Flow capacity and latency
To receive the desirable flow capacity and latency, we need to configure settings of a source and drain. We also configured a caching, parallel processing and parallel access. All this is in detail described below.
Setup of a source and drain
- We configured
rebalancing.max.tries, to minimize errors of balancing of loading in Kafka;
- We use different group id for each KafkaSpout in each version to provide redundancy of message handling during transitions to new versions of topology.
- We use different tables for different TTL. Also exposed gc_grace_period = 0 to turn off reading with recovery for records with TTL as they are not necessary to us;
- We used strategy of consolidation of the tables connected date for new data;
- We control number of open connections between topology of Storm and Cassandra;
- We configured Snitch to provide proper routing of requests.
Problems with parallelism
OutputCollector in Storm is not potokobezopasny, that is it cannot be used safely at the same time by several flows, such as the callback-functions using Future-objects for asynchronous processing. To secure requests for creation/confirmation of processing of trains of Storm and their transfer to the processor, we use
At setup of parallelism of our topology we derived inspiration from the presentation of Storm from the Strata 2014 conference. We followed here such principle which perfectly worked:
- 1 worker on a topology node;
- 1 executor on a kernel for processing of problems of the CPU;
- 1-10 executor'ov on a kernel for processing of problems of input-output;
- Look what tasks can be parallelized, and distribute resources between tasks as it is possible more carefully parallelizing the slowest of them (fast parallelize to a lesser extent).
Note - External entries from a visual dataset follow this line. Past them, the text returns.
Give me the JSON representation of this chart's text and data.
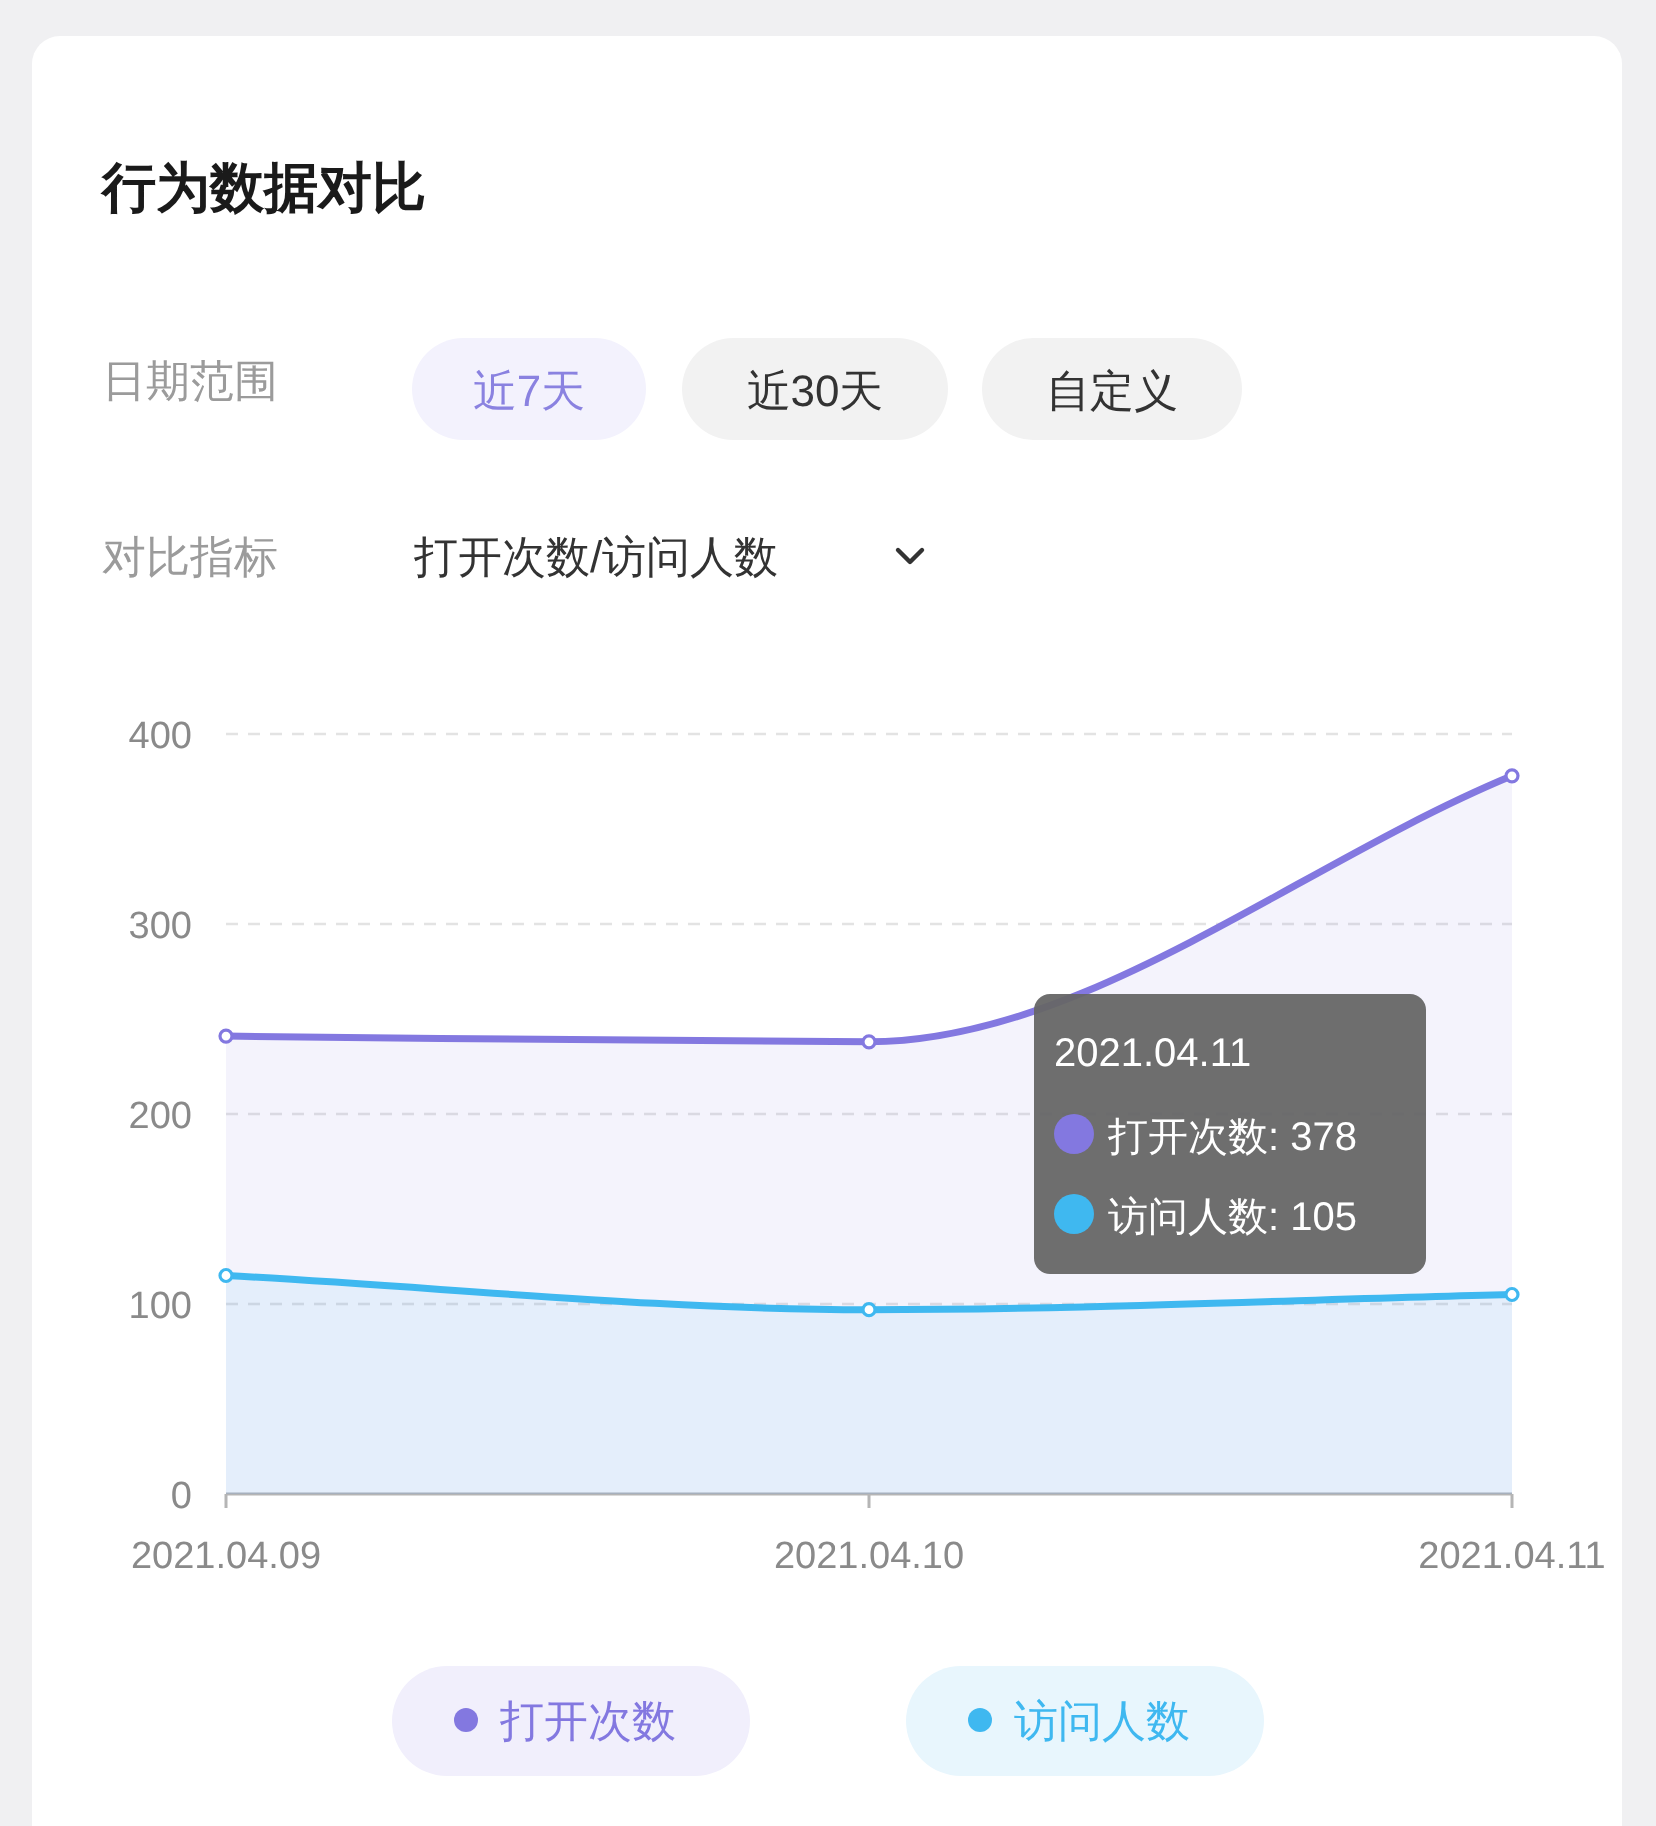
{
  "chart_data": {
    "type": "area",
    "title": "行为数据对比",
    "categories": [
      "2021.04.09",
      "2021.04.10",
      "2021.04.11"
    ],
    "series": [
      {
        "name": "打开次数",
        "color": "#8378e0",
        "values": [
          241,
          238,
          378
        ]
      },
      {
        "name": "访问人数",
        "color": "#3fb8f0",
        "values": [
          115,
          97,
          105
        ]
      }
    ],
    "ylim": [
      0,
      400
    ],
    "yticks": [
      0,
      100,
      200,
      300,
      400
    ],
    "grid": "y",
    "legend": "bottom",
    "marker": "circle",
    "annotations": [
      "日期范围",
      "近7天",
      "近30天",
      "自定义",
      "对比指标",
      "打开次数/访问人数",
      "2021.04.11",
      "打开次数: 378",
      "访问人数: 105"
    ]
  }
}
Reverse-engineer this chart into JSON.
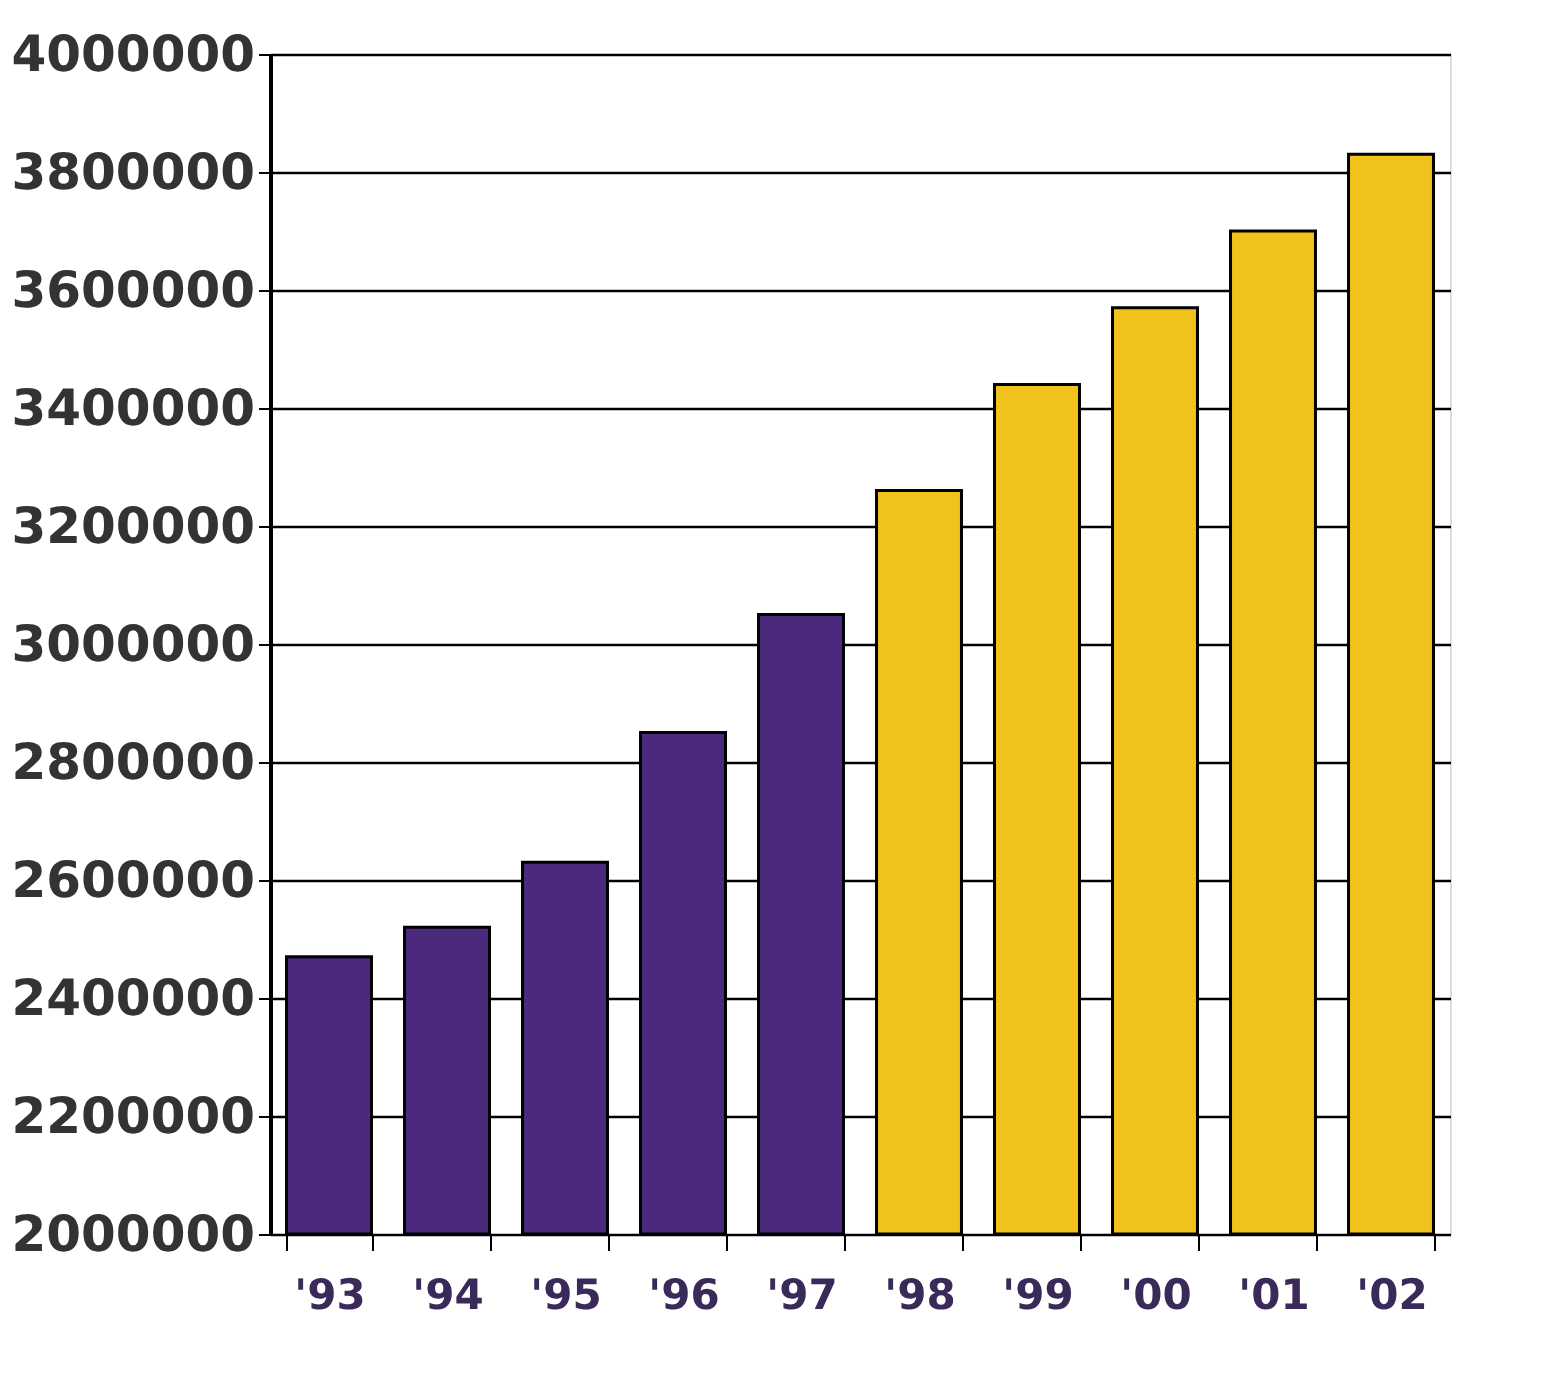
{
  "chart_data": {
    "type": "bar",
    "categories": [
      "'93",
      "'94",
      "'95",
      "'96",
      "'97",
      "'98",
      "'99",
      "'00",
      "'01",
      "'02"
    ],
    "values": [
      2470000,
      2520000,
      2630000,
      2850000,
      3050000,
      3260000,
      3440000,
      3570000,
      3700000,
      3830000
    ],
    "colors": [
      "#4b2a7e",
      "#4b2a7e",
      "#4b2a7e",
      "#4b2a7e",
      "#4b2a7e",
      "#f2c21c",
      "#f2c21c",
      "#f2c21c",
      "#f2c21c",
      "#f2c21c"
    ],
    "ylim": [
      2000000,
      4000000
    ],
    "yticks": [
      2000000,
      2200000,
      2400000,
      2600000,
      2800000,
      3000000,
      3200000,
      3400000,
      3600000,
      3800000,
      4000000
    ],
    "grid": "y"
  }
}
Caching for processors ("bolts")
To provide calculation of attributes of users by processors, we had to select between an external and internal caching of memory. We preferred an internal caching as the external caching demands carrying out network operations of input-output that leads to increase of latency and adds one more point of failure. However the internal cache not persistent also has the delimited memory size. The question of persistence disturbed us a little, but over restrictions of memory it was necessary to work. We stopped the choice on the cache with a certain storage time implemented by means of Guava. To control its size, we can set quantity of the stored elements and time of their storage. It gave us the chance to optimum use memory in our cluster.
The integrated approach to scaling helped us to add new features for our constantly increasing active user base, having at the same time saved high availability of the pipelines Storm.
This article is a translation of the original post at habrahabr.ru/post/264549/
If you have any questions regarding the material covered in the article above, please, contact the original author of the post.
If you have any complaints about this article or you want this article to be deleted, please, drop an email here: firstname.lastname@example.org.
We believe that the knowledge, which is available at the most popular Russian IT blog habrahabr.ru, should be accessed by everyone, even though it is poorly translated.
Shared knowledge makes the world better.